The Pakistan Government flatly denied any prior knowledge or complicity in the raid and about OBLs long presence in his highly conspicuous Abbottabad house, despite the numerous intelligence spooks crawling all over the place. Did they and their bosses know of OBL’s presence if indeed he was behind the high walls, and were they shielding him? The CIA had been casing the house from across the road for years. Dr. Afridi’s notorious polio campaign meant to get DNA samples of the occupants’ children was just one act in the whole sordid drama.
Coming to the heli-borne raid itself, comprising two CH-47 Chinook and two UH-60 Black Hawk helicopters that were able to reach Abbottabad undetected, carry out their mission and make a safe exit (less one Black Hawk which crashed while landing in OBL compound’s backyard) in the middle of the night, it should not come as any surprise. The terrain and the timing were perfect for a stealth operation by sophisticated, specially modified, night-vision and navigation/communication equipped helicopters. The PAF, whose western radars were reportedly in night operation mode, did scramble two jets midway through the raid, but these were recalled. Abbottabad, a garrison town, was fast asleep. The SEALs came in, Rambo-style, did their dirty work and fled post-haste with OBL’s body to Afghanistan.
About the helicopter crash: its tail hit the boundary wall of OBL’s backyard while attempting to land with one group of SEALs , while the other one made a high hover over the roof with the second group of SEALs who fast-roped onto the upper storey and then trooped downstairs, weapons at the ready. As a former Army Aviation helicopter pilot, I can say with some authority that the US Army’s top-notch pilots botched the landing. There were any number of safe and effective ways to insert the SEALs from the rear of the house. On completing the mission the SEALs blew up the helicopter before departing in their waiting Chinooks and one Blackhawk. In due course the wreckage was removed to a facility near Rawalpindi. The crowning insult came when the US asked for, and obtained, the wreckage, perhaps to preclude its high tech parts falling into the hands of another power.

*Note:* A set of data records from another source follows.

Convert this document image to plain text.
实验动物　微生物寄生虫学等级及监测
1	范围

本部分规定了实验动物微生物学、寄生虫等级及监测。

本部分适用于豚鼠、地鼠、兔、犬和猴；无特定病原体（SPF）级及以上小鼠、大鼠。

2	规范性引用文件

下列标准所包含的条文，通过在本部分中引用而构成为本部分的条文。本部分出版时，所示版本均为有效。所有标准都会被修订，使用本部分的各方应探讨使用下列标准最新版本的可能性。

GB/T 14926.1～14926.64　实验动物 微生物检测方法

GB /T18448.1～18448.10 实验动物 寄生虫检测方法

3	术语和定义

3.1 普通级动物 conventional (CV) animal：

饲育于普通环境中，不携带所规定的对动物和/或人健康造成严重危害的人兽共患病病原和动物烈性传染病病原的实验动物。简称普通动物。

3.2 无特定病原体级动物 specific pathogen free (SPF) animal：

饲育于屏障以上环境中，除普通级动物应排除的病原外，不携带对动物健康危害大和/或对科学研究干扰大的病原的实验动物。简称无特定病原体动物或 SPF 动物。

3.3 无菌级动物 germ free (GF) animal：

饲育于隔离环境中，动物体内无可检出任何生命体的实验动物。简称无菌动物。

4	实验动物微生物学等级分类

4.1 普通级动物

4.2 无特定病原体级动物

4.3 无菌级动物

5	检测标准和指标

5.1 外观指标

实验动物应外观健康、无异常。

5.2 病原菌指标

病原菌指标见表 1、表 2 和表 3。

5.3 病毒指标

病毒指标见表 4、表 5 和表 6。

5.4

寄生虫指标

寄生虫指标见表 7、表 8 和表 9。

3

One recalls the breast beating by our officialdom and politicians after the event, crying that our “sovereignty “ had been blatantly violated, something heard ad nauseam from every government and media forum for years on end with reference to US drone attacks in FATAs and elsewhere. So too after the raid; the sham tears shed to appease the gullible Pakistani public, all to no avail.
It is said that truth is the first casualty of war. This seems to be the case in OBL’s death.

The writer is a retired Brigadier and a former Army Aviation helicopter pilot cum engineer.